Tuesday, February 05, 2008

The first thought and question every morning in February is answered by a quick glance out the window above my head. Is it raining or not?

This question will become irrelevant in a month. I slide out of bed and dress deliberately, mentally picking through 6:30 am pre-caffeine wool to determine whether there is Anything I Am Forgetting.

What am I forgetting?

Keys. Have keys. Have phone. Have wallet. Have helmet. Have gloves. Computer is off. I unlock the door and step outside into a cloud of my own breath. I exhale again, testing the air temperature. Cold. Probably 40 degrees. The weather is severe-clear, the neighbors' dogs are barking tinnily in the cold.

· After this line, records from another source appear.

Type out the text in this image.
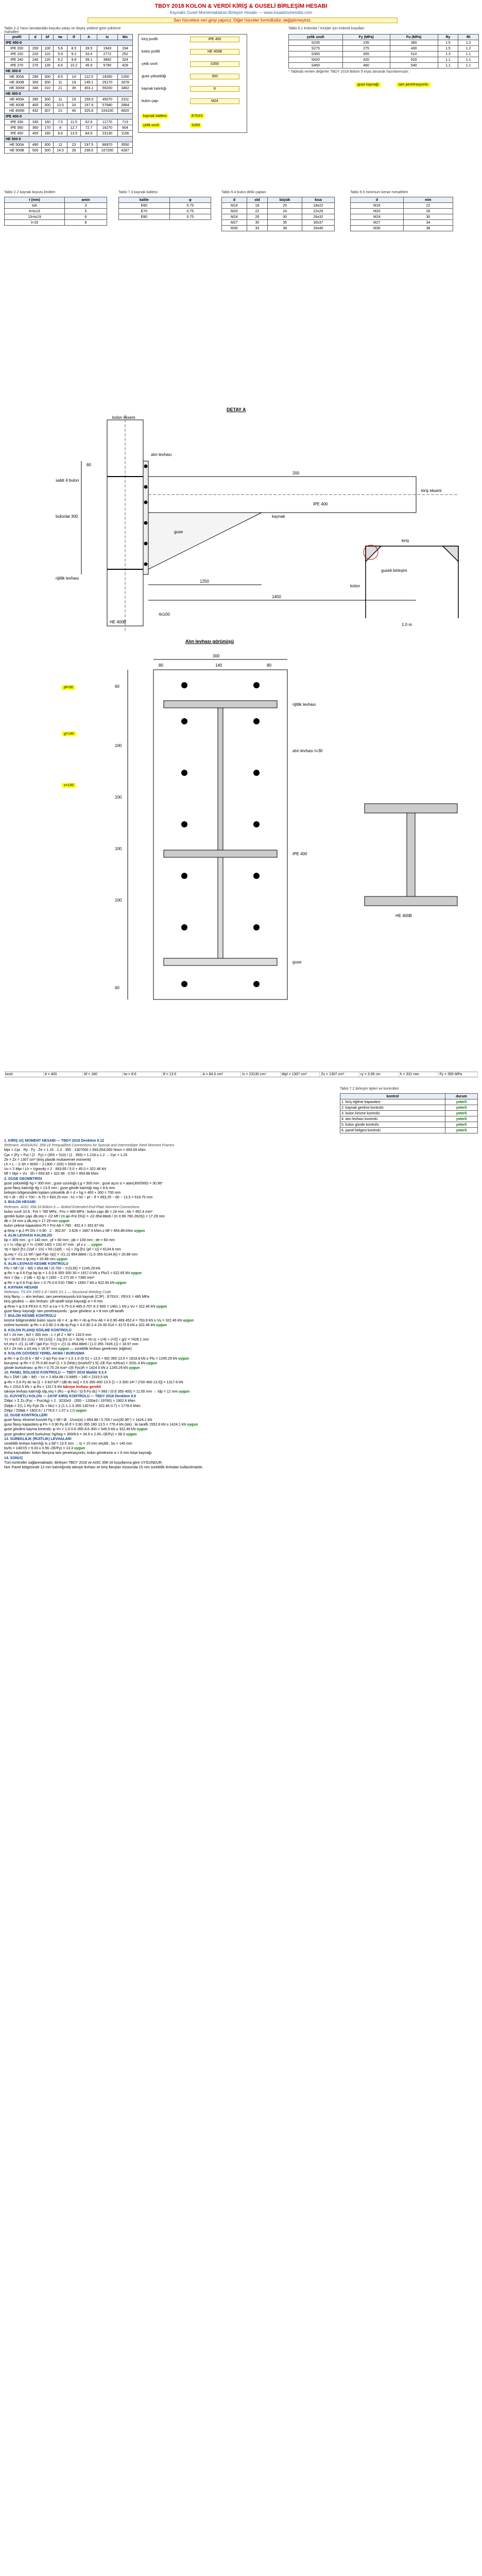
TBDY 2018 KOLON & VERDİ KİRİŞ & GUSELİ BİRLEŞİM HESABI
Kaynaklı Gusel Momentaktaran Birleşim Hesabı — www.insaatmuhendisi.com
Sarı hücrelere veri girişi yapınız. Diğer hücreler formüllüdür, değiştirmeyiniz.
Tablo 2.3 Yassı lamalardaki boyutlu yatay ve düşey yüklere göre yükleme mahalleri
profil	d	bf	tw	tf	A	Ix	Wx
IPE 450-0							
IPE 200	200	100	5.6	8.5	28.5	1943	194
IPE 220	220	110	5.9	9.2	33.4	2772	252
IPE 240	240	120	6.2	9.8	39.1	3892	324
IPE 270	270	135	6.6	10.2	45.9	5790	429
HE 300-0							
HE 300A	290	300	8.5	14	112.5	18260	1260
HE 300B	300	300	11	19	149.1	25170	1678
HE 300M	340	310	21	39	303.1	59200	3482
HE 400-0							
HE 400A	390	300	11	19	159.0	45070	2311
HE 400B	400	300	13.5	24	197.8	57680	2884
HE 400M	432	307	21	40	325.8	104100	4820
IPE 400-0							
IPE 330	330	160	7.5	11.5	62.6	11770	713
IPE 360	360	170	8	12.7	72.7	16270	904
IPE 400	400	180	8.6	13.5	84.5	23130	1156
HE 500-0							
HE 500A	490	300	12	23	197.5	86970	3550
HE 500B	500	300	14.5	28	238.6	107200	4287
kiriş profili
IPE 400
kolon profili
HE 400B
çelik sınıfı
S355
guse yüksekliği
300
kaynak kalınlığı
8
bulon çapı
M24
kaynak kalitesi	E70XX
çelik sınıfı	S355
Tablo 6.1 Kolonlar / Kirişler için enkesit koşulları
çelik sınıfı	Fy (MPa)	Fu (MPa)	Ry	Rt
S235	235	360	1.5	1.2
S275	275	430	1.5	1.2
S355	355	510	1.3	1.1
S420	420	520	1.1	1.1
S460	460	540	1.1	1.1
* Tabloda verilen değerler TBDY 2018 Bölüm 9 esas alınarak hazırlanmıştır.
guse kaynağı	tam penetrasyonlu
Tablo 2.2 kaynak boyutu limitleri
t (mm)	amin
t≤6	3
6<t≤13	5
13<t≤19	6
t>19	8
Tablo 7.3 kaynak kalitesi
kalite	φ
E60	0.75
E70	0.75
E80	0.75
Tablo 9.4 bulon delik çapları
d	std	büyük	kısa
M16	18	20	18x22
M20	22	24	22x26
M24	26	30	26x32
M27	30	35	30x37
M30	33	38	33x40
Tablo 9.5 minimum kenar mesafeleri
d	min
M16	22
M20	26
M24	30
M27	34
M30	38
DETAY A
kolon ekseni
kiriş ekseni
guse
alın levhası
bulonlar	kaynak
sabit 4 bulon
rijitlik levhası
1450
1250
300
200
4x100
IPE 400
HE 400B
80
kolon
kiriş
guseli birleşim
1.0 m
Alın levhası görünüşü
300
80	140	80
60
100
100
100
100
60
rijitlik levhası
alın levhası t=30
guse
HE 400B
IPE 400
pf=30
g=140
s=100
kesit	d = 400	bf = 180	tw = 8.6	tf = 13.5	A = 84.5 cm²	Ix = 23130 cm⁴	Wpl = 1307 cm³	Zx = 1307 cm³	ry = 3.95 cm	h = 331 mm	Fy = 355 MPa
Tablo 7.2 birleşim tipleri ve kontrolleri
kontrol	durum
1. kiriş eğilme kapasitesi	yeterli
2. kaynak gerilme kontrolü	yeterli
3. bulon kesme kontrolü	yeterli
4. alın levhası kontrolü	yeterli
5. kolon gövde kontrolü	yeterli
6. panel bölgesi kontrolü	yeterli
1. KİRİŞ UÇ MOMENT HESABI — TBDY 2018 Denklem 9.12
Referans: ANSI/AISC 358-16 Prequalified Connections for Special and Intermediate Steel Moment Frames
Mpr = Cpr · Ry · Fy · Ze = 1.15 · 1.3 · 355 · 1307000 = 693,654,000 Nmm = 693.65 kNm
Cpr = (Fy + Fu) / (2 · Fy) = (355 + 510) / (2 · 355) = 1.218 ≤ 1.2 → Cpr = 1.20
Ze = Zx = 1307 cm³ (kiriş plastik mukavemet momenti)
Lh = L − 2·Sh = 6000 − 2·(300 + 200) = 5000 mm
Vu = 2·Mpr / Lh + Vgravity = 2 · 693.65 / 5.0 + 45.0 = 322.46 kN
Mf = Mpr + Vu · Sh = 693.65 + 322.46 · 0.50 = 854.88 kNm
2. GUSE GEOMETRİSİ
guse yüksekliği hg = 300 mm ; guse uzunluğu Lg = 500 mm ; guse açısı α = atan(300/500) = 30.96°
guse flanş kalınlığı tfg = 13.5 mm ; guse gövde kalınlığı twg = 8.6 mm
birleşim bölgesindeki toplam yükseklik dt = d + hg = 400 + 300 = 700 mm
h0 = dt − tf/2 = 700 − 6.75 = 693.25 mm ; h1 = h0 − pf − tf = 693.25 − 60 − 13.5 = 619.75 mm
3. BULON HESABI
Referans: AISC 358-16 Bölüm 6 — Bolted Extended End-Plate Moment Connections
bulon sınıfı 10.9 ; Fnt = 780 MPa ; Fnv = 469 MPa ; bulon çapı db = 24 mm ; Ab = 452.4 mm²
gerekli bulon çapı db,req = √(2·Mf / (π·φn·Fnt·Σhi)) = √(2·854.88e6 / (π·0.90·780·2626)) = 17.29 mm
db = 24 mm ≥ db,req = 17.29 mm uygun
bulon çekme kapasitesi Pt = Fnt·Ab = 780 · 452.4 = 352.87 kN
φ·Mnp = φ·2·Pt·Σhi = 0.90 · 2 · 352.87 · 2.626 = 1667.9 kNm ≥ Mf = 854.88 kNm uygun
4. ALIN LEVHASI KALINLIĞI
bp = 300 mm ; g = 140 mm ; pf = 60 mm ; pb = 100 mm ; de = 60 mm
s = ½·√(bp·g) = ½·√(300·140) = 102.47 mm ; pf ≤ s → uygun
Yp = bp/2·[h1·(1/pf + 1/s) + h0·(1/pf) − ½] + 2/g·[h1·(pf + s)] = 6134.8 mm
tp,req = √(1.11·Mf / (φd·Fyp·Yp)) = √(1.11·854.88e6 / (1.0·355·6134.8)) = 20.88 mm
tp = 30 mm ≥ tp,req = 20.88 mm uygun
5. ALIN LEVHASI KESME KONTROLÜ
Ffu = Mf / (d − tbf) = 854.88 / (0.700 − 0.0135) = 1245.29 kN
φ·Rn = φ·0.6·Fyp·bp·tp = 1.0·0.6·355·300·30 = 1917.0 kN ≥ Ffu/2 = 622.65 kN uygun
Anv = (bp − 2·(db + 3))·tp = (300 − 2·27)·30 = 7380 mm²
φ·Rn = φ·0.6·Fup·Anv = 0.75·0.6·510·7380 = 1693.7 kN ≥ 622.65 kN uygun
6. KAYNAK HESABI
Referans: TS EN 1993-1-8 / AWS D1.1 — Structural Welding Code
kiriş flanşı — alın levhası: tam penetrasyonlu küt kaynak (CJP) ; E70XX ; FEXX = 485 MPa
kiriş gövdesi — alın levhası: çift taraflı köşe kaynağı a = 8 mm
φ·Rnw = φ·0.6·FEXX·0.707·a·Lw = 0.75·0.6·485·0.707·8·2·600 = 1481.1 kN ≥ Vu = 322.46 kN uygun
guse flanşı kaynağı: tam penetrasyonlu ; guse gövdesi: a = 8 mm çift taraflı
7. BULON KESME KONTROLÜ
kesme bölgesindeki bulon sayısı nb = 4 ; φ·Rn = nb·φ·Fnv·Ab = 4·0.90·469·452.4 = 763.8 kN ≥ Vu = 322.46 kN uygun
ezilme kontrolü: φ·Rn = 4·0.90·2.4·db·tp·Fup = 4·0.90·2.4·24·30·510 = 3172.6 kN ≥ 322.46 kN uygun
8. KOLON FLANŞI EĞİLME KONTROLÜ
tcf = 24 mm ; bcf = 300 mm ; c = pf·2 + tbf = 133.5 mm
Yc = bcf/2·[h1·(1/s) + h0·(1/s)] + 2/g·[h1·(s + 3c/4) + h0·(s + c/4) + c²/2] + g/2 = 7426.1 mm
tcf,req = √(1.11·Mf / (φd·Fyc·Yc)) = √(1.11·854.88e6 / (1.0·355·7426.1)) = 18.97 mm
tcf = 24 mm ≥ tcf,req = 18.97 mm uygun — süreklilik levhası gerekmez (eğilme)
9. KOLON GÖVDESİ YEREL AKMA / BURUŞMA
φ·Rn = φ·Ct·(6·k + tbf + 2·tp)·Fyc·tcw = 1.0·1.0·(6·51 + 13.5 + 60)·355·13.5 = 1818.8 kN ≥ Ffu = 1245.29 kN uygun
buruşma: φ·Rn = 0.75·0.80·tcw²·[1 + 3·(N/dc)·(tcw/tcf)^1.5]·√(E·Fyc·tcf/tcw) = 2031.4 kN uygun
gövde burkulması: φ·Rn = 0.75·24·tcw³·√(E·Fyc)/h = 1424.5 kN ≥ 1245.29 kN uygun
10. PANEL BÖLGESİ KONTROLÜ — TBDY 2018 Madde 9.3.4
Ru = ΣMf / (db − tbf) − Vc = 2·854.88 / 0.6865 − 180 = 2310.5 kN
φ·Rv = 0.6·Fy·dc·tw·[1 + 3·bcf·tcf² / (db·dc·tw)] = 0.6·355·400·13.5·[1 + 3·300·24² / (700·400·13.5)] = 1317.6 kN
Ru = 2310.5 kN > φ·Rv = 1317.6 kN takviye levhası gerekli
takviye levhası kalınlığı tdp,req = (Ru − φ·Rv) / (0.6·Fy·dc) = 993 / (0.6·355·400) = 11.65 mm → tdp = 12 mm uygun
11. KUVVETLİ KOLON — ZAYIF KİRİŞ KONTROLÜ — TBDY 2018 Denklem 9.9
ΣMpc = Σ Zc·(Fyc − Puc/Ag) = 2 · 3232e3 · (355 − 1200e3 / 19780) = 1902.6 kNm
ΣMpb = Σ(1.1·Ry·Fyb·Zb + Mv) = 2·(1.1·1.3·355·1307e3 + 322.46·0.7) = 1778.6 kNm
ΣMpc / ΣMpb = 1902.6 / 1778.6 = 1.07 ≥ 1.0 uygun
12. GUSE KONTROLLERİ
guse flanşı eksenel kuvveti Fg = Mf / dt · 1/cos(α) = 854.88 / 0.700 / cos(30.96°) = 1424.1 kN
guse flanşı kapasitesi φ·Pn = 0.90·Fy·bf·tf = 0.90·355·180·13.5 = 776.4 kN (tek) ; iki taraflı 1552.8 kN ≥ 1424.1 kN uygun
guse gövdesi kayma kontrolü: φ·Vn = 1.0·0.6·355·8.6·300 = 549.5 kN ≥ 322.46 kN uygun
guse gövdesi yerel burkulma: hg/twg = 300/8.6 = 34.9 ≤ 2.45·√(E/Fy) = 58.3 uygun
13. SÜREKLİLİK (RİJİTLİK) LEVHALARI
süreklilik levhası kalınlığı ts ≥ tbf = 13.5 mm → ts = 15 mm seçildi ; bs = 140 mm
bs/ts = 140/15 = 9.33 ≤ 0.56·√(E/Fy) = 13.3 uygun
levha kaynakları: kolon flanşına tam penetrasyonlu, kolon gövdesine a = 6 mm köşe kaynağı
14. SONUÇ
Tüm kontroller sağlanmaktadır. Birleşim TBDY 2018 ve AISC 358-16 koşullarına göre UYGUNDUR.
Not: Panel bölgesinde 12 mm kalınlığında takviye levhası ve kiriş flanşları hizasında 15 mm süreklilik levhaları kullanılmalıdır.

The carport is dark and even colder. I swing a leg over and push the motorcycle outside, fumbling in thick ski gloves. The fuel-injected motor doesn't care what temperature it is. I touch the starter, and with its usual quiet composure the v-twin shakes itself awake. The pattering lope echoes from the adjacent apartment walls. Now three dogs are barking across the canal.

I drop it into gear and ease off into the back alley. Round the corner, round the street. Bleary faces wrapped in scarves peer around opened car doors. The headlights of Dial-A-Ride fill the opposing lane and old ladies with canes, mummified in shawls, stump deliberately down the sidewalk. The neighborhood is still really asleep at 7:00 in the morning.

At the corner stopsign, I balance the motorcycle without moving my foot off the peg. I have to keep rolling; haven't acquired the skill to do this while motionless. Children bundled with pink backpacks and earmuffs, swinging water bottles, huddle around the steel lamppost.

Green, swing out into the far lane, clicking up at each 4500 rpm. Frosted, sleepy cars roll out into the broad, crumbled frosty street, white clouds of vapor obscuring the left taillight on each. The suicide lane is filled with left-blinking SUV's and donut trucks. I wing quickly by, unseen, poised to swerve.

The cold breeze accelerates to a wind as I reach a clear stretch of the Boulevard. The steam is blown from the inside of my helmet and the sun flashes blindingly above the neighboring overpass, bathing brick in the intense industrial orange of early morning. The wool is beginning to clear somewhat, but I'm still bleary and in need of coffee and breakfast.

Watch traffic, watch the soccer moms, watch the delivery trucks out of the corner of my eye. A beautiful day, just another beautiful cold freezing day on a cold freezing seat in a cold freezing town in February.

(and the bank thermometer says 41 degrees)

4 comments:

Unknown said...

i don't wanna friggin' hear you complain about the 40 degree cold, dude!
...try 7 sometime!! ;P

Emily said...

Tsk, tsk, tsk, my tall, Minnisotan friend. "Cold"? "Freezing"? *at 41 degrees?!*

You're getting to be as bad as, well, ME. ;)

To tell the truth, though, I desperately miss SoCal . . . it was so beautiful in February - chilly, but green and fresh.

:( *homesick*

tasik said...

Ok, ok people. I'm a wimp, okay?

The biggest trouble for me was always adjusting to the seasons. If it would get cold, and stay the hell cold, my body would adjust and I wouldn't be kept on this roller coaster of summer/winter/summer/winter so my weather psyche can't tell whether to laugh or cry.

mags said...

Yeah. The socal experience did something to me too. This being my second winter back, I'm doing slightly better acclimating, but I don't scoff at people so much anymore for griping about less-cold cold weather. Somehow it finally sunk in to me that cold really is something relative... and I feel genuine sympathy for those less acclimated to it.